Yemen government, rebels agree to mass prisoner swap

Huthi rebels announce that 15,000 detainees to be exchanged in agreement at UN-brokered talks to end Yemen’s war.

RIMBO - Yemen's government and rival rebels announced Tuesday plans for a mass prisoner swap, exchanging some 15,000 names, as UN-brokered talks on ending the country's war entered their seventh day.

Nearly four years into a war that has pushed 14 million Yemenis to the brink of mass starvation, the Saudi-backed government of Abedrabbo Mansour Hadi and Huthi rebels, linked to Riyadh's arch-rival Iran, began talks Thursday in the rural town of Rimbo in Sweden. The talks are expected to last a week.

The Huthi rebels announced that the names of a total of 15,000 detainees and prisoners had been exchanged. A source in the government delegation said their side had released the names of 8,200 detainees but declined to comment on the combined total.
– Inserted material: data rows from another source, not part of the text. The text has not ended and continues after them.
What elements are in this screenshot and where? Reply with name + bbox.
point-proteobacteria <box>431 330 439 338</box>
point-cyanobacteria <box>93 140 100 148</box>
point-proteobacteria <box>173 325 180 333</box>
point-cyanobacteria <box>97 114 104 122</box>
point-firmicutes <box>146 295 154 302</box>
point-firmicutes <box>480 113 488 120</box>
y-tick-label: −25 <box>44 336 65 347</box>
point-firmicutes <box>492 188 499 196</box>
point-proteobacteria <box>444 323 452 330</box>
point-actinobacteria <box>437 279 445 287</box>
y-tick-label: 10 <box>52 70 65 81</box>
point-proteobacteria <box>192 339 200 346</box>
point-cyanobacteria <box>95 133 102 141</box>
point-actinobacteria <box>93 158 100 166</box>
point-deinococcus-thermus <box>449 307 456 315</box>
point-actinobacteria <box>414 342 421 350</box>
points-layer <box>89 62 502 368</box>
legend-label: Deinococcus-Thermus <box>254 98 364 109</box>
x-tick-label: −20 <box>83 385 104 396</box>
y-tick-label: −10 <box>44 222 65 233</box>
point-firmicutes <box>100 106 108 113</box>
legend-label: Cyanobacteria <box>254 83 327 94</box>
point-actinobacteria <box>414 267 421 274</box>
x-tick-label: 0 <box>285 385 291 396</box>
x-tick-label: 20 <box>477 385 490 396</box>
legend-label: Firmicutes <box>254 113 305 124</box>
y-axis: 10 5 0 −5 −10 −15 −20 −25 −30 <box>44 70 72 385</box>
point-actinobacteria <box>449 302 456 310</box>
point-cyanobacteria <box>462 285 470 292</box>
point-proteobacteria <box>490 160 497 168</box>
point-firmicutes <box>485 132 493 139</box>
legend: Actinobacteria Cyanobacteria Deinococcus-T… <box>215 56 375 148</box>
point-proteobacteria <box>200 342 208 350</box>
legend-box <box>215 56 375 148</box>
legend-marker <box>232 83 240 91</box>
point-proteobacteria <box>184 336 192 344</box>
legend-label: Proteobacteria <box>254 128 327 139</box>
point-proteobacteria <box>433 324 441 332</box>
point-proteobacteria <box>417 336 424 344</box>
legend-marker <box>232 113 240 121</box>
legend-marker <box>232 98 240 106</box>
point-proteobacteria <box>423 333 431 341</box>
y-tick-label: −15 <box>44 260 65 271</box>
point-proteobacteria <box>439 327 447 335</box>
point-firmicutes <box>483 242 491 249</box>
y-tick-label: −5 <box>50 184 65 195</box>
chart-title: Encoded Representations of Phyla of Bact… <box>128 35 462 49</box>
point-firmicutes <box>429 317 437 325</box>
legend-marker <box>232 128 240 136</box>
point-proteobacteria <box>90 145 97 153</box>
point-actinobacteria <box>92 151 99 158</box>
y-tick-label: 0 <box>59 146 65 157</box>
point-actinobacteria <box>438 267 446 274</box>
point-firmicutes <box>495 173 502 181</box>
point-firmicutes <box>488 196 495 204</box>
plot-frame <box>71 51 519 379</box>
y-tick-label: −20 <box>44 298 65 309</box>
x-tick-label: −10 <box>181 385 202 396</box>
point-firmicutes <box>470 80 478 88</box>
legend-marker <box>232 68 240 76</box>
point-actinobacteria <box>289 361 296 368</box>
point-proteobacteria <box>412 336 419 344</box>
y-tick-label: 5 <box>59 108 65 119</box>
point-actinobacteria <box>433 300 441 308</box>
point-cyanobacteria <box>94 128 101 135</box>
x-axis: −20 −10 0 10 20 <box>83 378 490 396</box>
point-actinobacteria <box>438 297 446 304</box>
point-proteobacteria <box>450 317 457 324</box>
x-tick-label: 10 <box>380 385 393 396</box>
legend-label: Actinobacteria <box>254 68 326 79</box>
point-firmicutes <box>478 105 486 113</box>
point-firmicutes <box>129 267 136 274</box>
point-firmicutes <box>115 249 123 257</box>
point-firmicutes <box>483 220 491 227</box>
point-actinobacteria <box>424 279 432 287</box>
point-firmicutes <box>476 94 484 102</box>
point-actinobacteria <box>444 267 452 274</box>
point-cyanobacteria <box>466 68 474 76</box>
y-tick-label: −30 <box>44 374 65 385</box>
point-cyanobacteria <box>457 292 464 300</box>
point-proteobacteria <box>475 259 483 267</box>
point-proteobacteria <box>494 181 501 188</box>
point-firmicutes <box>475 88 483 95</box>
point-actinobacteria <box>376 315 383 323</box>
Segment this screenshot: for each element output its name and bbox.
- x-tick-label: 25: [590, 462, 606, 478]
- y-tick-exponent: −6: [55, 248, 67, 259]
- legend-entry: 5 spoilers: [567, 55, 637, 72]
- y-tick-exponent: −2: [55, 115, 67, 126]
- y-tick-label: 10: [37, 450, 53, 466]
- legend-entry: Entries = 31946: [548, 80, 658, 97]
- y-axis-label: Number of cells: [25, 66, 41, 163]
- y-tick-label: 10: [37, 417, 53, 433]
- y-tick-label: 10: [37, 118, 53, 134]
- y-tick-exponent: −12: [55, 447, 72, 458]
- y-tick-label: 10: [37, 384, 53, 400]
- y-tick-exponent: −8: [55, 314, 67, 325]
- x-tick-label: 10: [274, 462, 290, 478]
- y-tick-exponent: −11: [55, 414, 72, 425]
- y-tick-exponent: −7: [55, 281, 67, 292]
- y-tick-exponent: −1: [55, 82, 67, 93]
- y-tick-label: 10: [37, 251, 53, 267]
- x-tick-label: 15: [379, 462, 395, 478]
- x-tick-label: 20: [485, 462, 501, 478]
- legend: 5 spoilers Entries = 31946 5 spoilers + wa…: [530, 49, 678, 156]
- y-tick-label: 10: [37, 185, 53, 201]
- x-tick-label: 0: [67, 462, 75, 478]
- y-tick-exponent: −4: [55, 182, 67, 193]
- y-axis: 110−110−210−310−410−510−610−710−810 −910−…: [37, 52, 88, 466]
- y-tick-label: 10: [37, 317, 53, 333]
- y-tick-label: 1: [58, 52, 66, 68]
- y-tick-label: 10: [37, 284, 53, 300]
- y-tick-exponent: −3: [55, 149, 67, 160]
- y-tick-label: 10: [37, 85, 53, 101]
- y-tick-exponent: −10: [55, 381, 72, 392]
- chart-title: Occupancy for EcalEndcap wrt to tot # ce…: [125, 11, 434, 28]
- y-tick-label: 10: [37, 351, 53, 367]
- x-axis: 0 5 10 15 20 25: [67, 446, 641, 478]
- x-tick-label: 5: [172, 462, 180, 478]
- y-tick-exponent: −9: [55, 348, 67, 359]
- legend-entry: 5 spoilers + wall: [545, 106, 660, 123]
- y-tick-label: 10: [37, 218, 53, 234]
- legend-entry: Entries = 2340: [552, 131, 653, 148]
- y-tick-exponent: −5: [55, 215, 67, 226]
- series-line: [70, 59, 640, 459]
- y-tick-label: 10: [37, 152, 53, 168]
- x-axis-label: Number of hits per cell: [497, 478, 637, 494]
The rebels' Al-Masirah television said both parties had two weeks to revise the list of names.

The rebels and government have agreed to a 45-day deadline for the exchange, sources in both delegations said.

Prisoners will be flown out through two airports: government-held Seyoun, in central Yemen, and the rebel-held capital Sanaa, home to an international airport that has been largely shut down for three years.

The International Committee of the Red Cross has confirmed it will oversee the exchange.

The Sweden talks are the first meeting between the two parties in the Yemen conflict, which pits the Iran-backed Huthis against the Hadi government, allied with a regional military coalition led by Saudi Arabia.

Brokered by UN special envoy Martin Griffiths earlier this month, the prisoner swap was one of the main points -- and the least contentious -- at this week's talks.

Griffiths told reporters on Monday the prisoner swap would be "very, very considerable in terms of the numbers that we hope to get released within a few weeks".

The prisoner exchange was the only issue the rival delegations were confirmed to have met on face-to-face.

Among the other issues under discussion are potential humanitarian corridors, the reopening of the defunct Sanaa international airport, and Hodeida, the rebel-held city at the heart of an ongoing government offensive.